[Era seconda di sette figli] Noi avevamo un po’ di campagna, le pecore, eravamo poveri, nessun padre era ricco qua a Dignano… perché la mia sorella più grande, Maria, che era del ’21, lavorava a Fasana, che c’era la fabbrica delle sardine, che lei le inscatolava. I miei dicevano che io non dovevo andare là, allora mia mamma ci insegnava come dovevamo fare, ci insegnava a cucire, a riparare, a fare, così io sono diventata sarta. Lavoravo sotto paron già a 11-12 anni. Guardi, là ho la macchina per cucire, bella, e giù ne ho un’altra. Ho fatto divise di militari a Pola, per i militari italiani. E quando andavamo a portarle… – ero bella, sa? Ero proprio bella – andavamo a piedi a Pola a portarle, poi con la bici, qualche volta col carro… e c’era una caserma grande, con tanti militari che sempre chiedevano l’appuntamento.

Gloria Nemec: Le sue sorelle non imparavano a cucire?

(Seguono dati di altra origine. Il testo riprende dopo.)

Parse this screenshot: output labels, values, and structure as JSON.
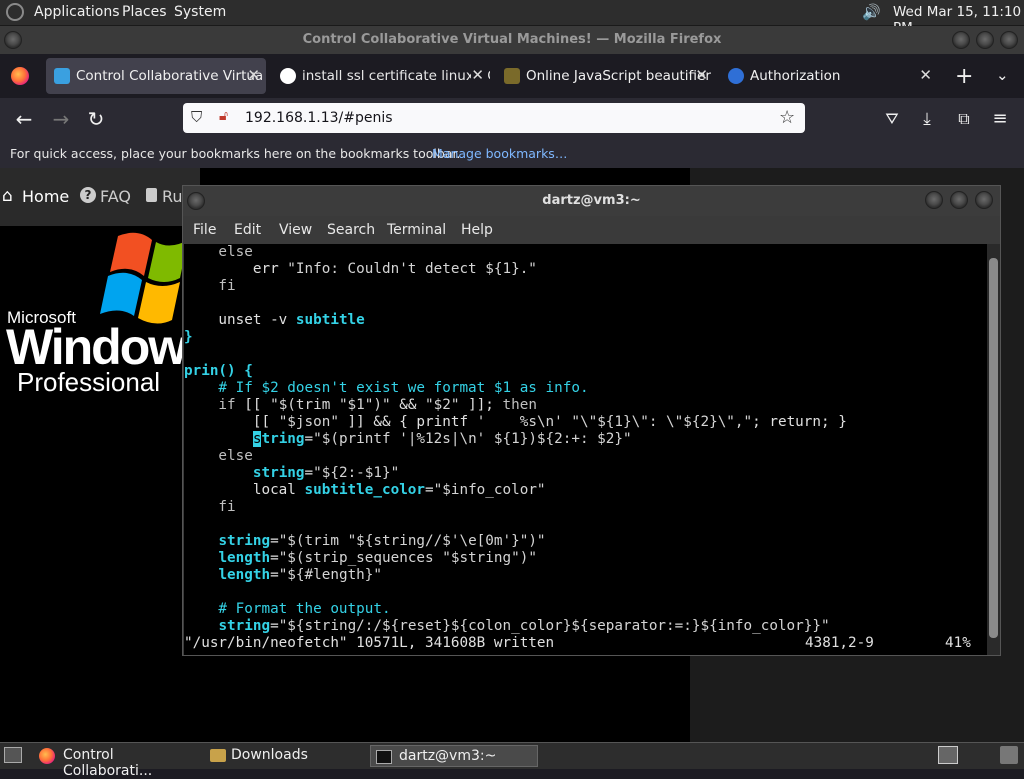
{
  "top_panel": {
    "menus": [
      "Applications",
      "Places",
      "System"
    ],
    "clock": "Wed Mar 15, 11:10 PM"
  },
  "firefox": {
    "window_title": "Control Collaborative Virtual Machines! — Mozilla Firefox",
    "tabs": [
      {
        "label": "Control Collaborative Virtua",
        "icon": "monitor-icon",
        "active": true
      },
      {
        "label": "install ssl certificate linux - G",
        "icon": "google-icon",
        "active": false
      },
      {
        "label": "Online JavaScript beautifier",
        "icon": "js-beautifier-icon",
        "active": false
      },
      {
        "label": "Authorization",
        "icon": "at-sign-icon",
        "active": false
      }
    ],
    "url": "192.168.1.13/#penis",
    "bookmarks_msg": "For quick access, place your bookmarks here on the bookmarks toolbar.",
    "bookmarks_link": "Manage bookmarks…"
  },
  "page": {
    "nav": {
      "home": "Home",
      "faq": "FAQ",
      "ru": "Ru"
    },
    "logo_microsoft": "Microsoft",
    "logo_windows": "Windows",
    "logo_professional": "Professional"
  },
  "terminal": {
    "title": "dartz@vm3:~",
    "menus": [
      "File",
      "Edit",
      "View",
      "Search",
      "Terminal",
      "Help"
    ],
    "status_left": "\"/usr/bin/neofetch\" 10571L, 341608B written",
    "status_pos": "4381,2-9",
    "status_pct": "41%"
  },
  "taskbar": {
    "items": [
      "Control Collaborati...",
      "Downloads",
      "dartz@vm3:~"
    ]
  },
  "colors": {
    "accent": "#34d2e6",
    "link": "#7fb8ff"
  }
}
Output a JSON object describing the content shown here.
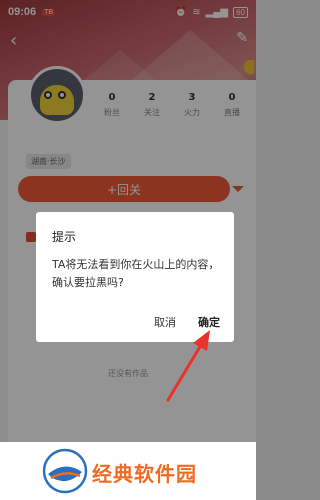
{
  "status_bar": {
    "time": "09:06",
    "notification_badge": "TB",
    "battery": "60"
  },
  "profile": {
    "stats": [
      {
        "value": "0",
        "label": "粉丝"
      },
      {
        "value": "2",
        "label": "关注"
      },
      {
        "value": "3",
        "label": "火力"
      },
      {
        "value": "0",
        "label": "直播"
      }
    ],
    "location": "湖南·长沙",
    "follow_back_label": "+回关",
    "empty_text": "还没有作品"
  },
  "dialog": {
    "title": "提示",
    "message": "TA将无法看到你在火山上的内容，确认要拉黑吗?",
    "cancel_label": "取消",
    "confirm_label": "确定"
  },
  "watermark": {
    "text": "经典软件园"
  },
  "colors": {
    "accent": "#f05a36",
    "arrow": "#e8322c",
    "watermark": "#f16a22"
  },
  "icons": [
    "back-arrow-icon",
    "edit-icon",
    "wifi-icon",
    "signal-icon",
    "battery-icon",
    "dropdown-arrow-icon",
    "pointer-arrow-icon"
  ]
}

Lucia Cerlon: No. Questa Maria era sardellina, la Etta era una scavezzacollo, un poco sardellina, e un poco era andata a servire dal maresciallo dei carabinieri… la Livia ha fatto fin all’ottava classe e dopo era che scriveva, impiegata a Scoglio Olivi… l’ultimo era proprio maestro dei tornitori, Gianni era carpentiere navale. Domenico e Romano erano muratori…. Poi noi avevamo le pecore, la terra, due grandi boschi d’oliva che facevamo l’olio, una grande vigna che facevamo il vino, poi c’erano altri due-tre campi che seminavamo un poco di frumento, un poco di grano. Così facevamo tanto formaggio e la lana, la ricotta, il latte, gli agnelli, ma non si poteva vendere signora, perché la gente non aveva soldi! Mia mamma aveva queste righe grandi di formaggio, ma non si vendeva, solo cambiavamo questa roba conforme a quello che dai negozianti, nelle botteghe, ci occorreva. Prendevamo farina, zucchero, pasta, riso, marmellata anche, conserve, tutto quello che ci serviva. Prendevamo il petrolio, il baccalà, lo stoccafisso, quello ben secco, mia mamma lo pestava e lo faceva alla marinaia, si diceva qua, o anche col sugo e la polenta. Mia mamma diceva: ‘Lucia, la mattina bevi il caffelatte, con il pane e la marmellata’.  Io non volevo, volevo pane e conserva. Cosa le pare: che eravamo ricchi?

Gloria Nemec: No, diciamo che non eravate tra i più poveri.

Lucia Cerlon: No! No, noi avevamo le scarpe a Pasqua e a Natale, a Natale avevamo gli stivaletti come quelli da uomo, con le spighette.

[Da G. Nemec, Nascita di una minoranza. Istria 1947-1965: storia e memoria degli italiani rimasti nell’area istro-quarnerina, Unione Italiana Fiume – Università Popolare Trieste – Università degli studi  Trieste, Centro di ricerche storiche Rovigno, ETNIA vol. XIV, 2012]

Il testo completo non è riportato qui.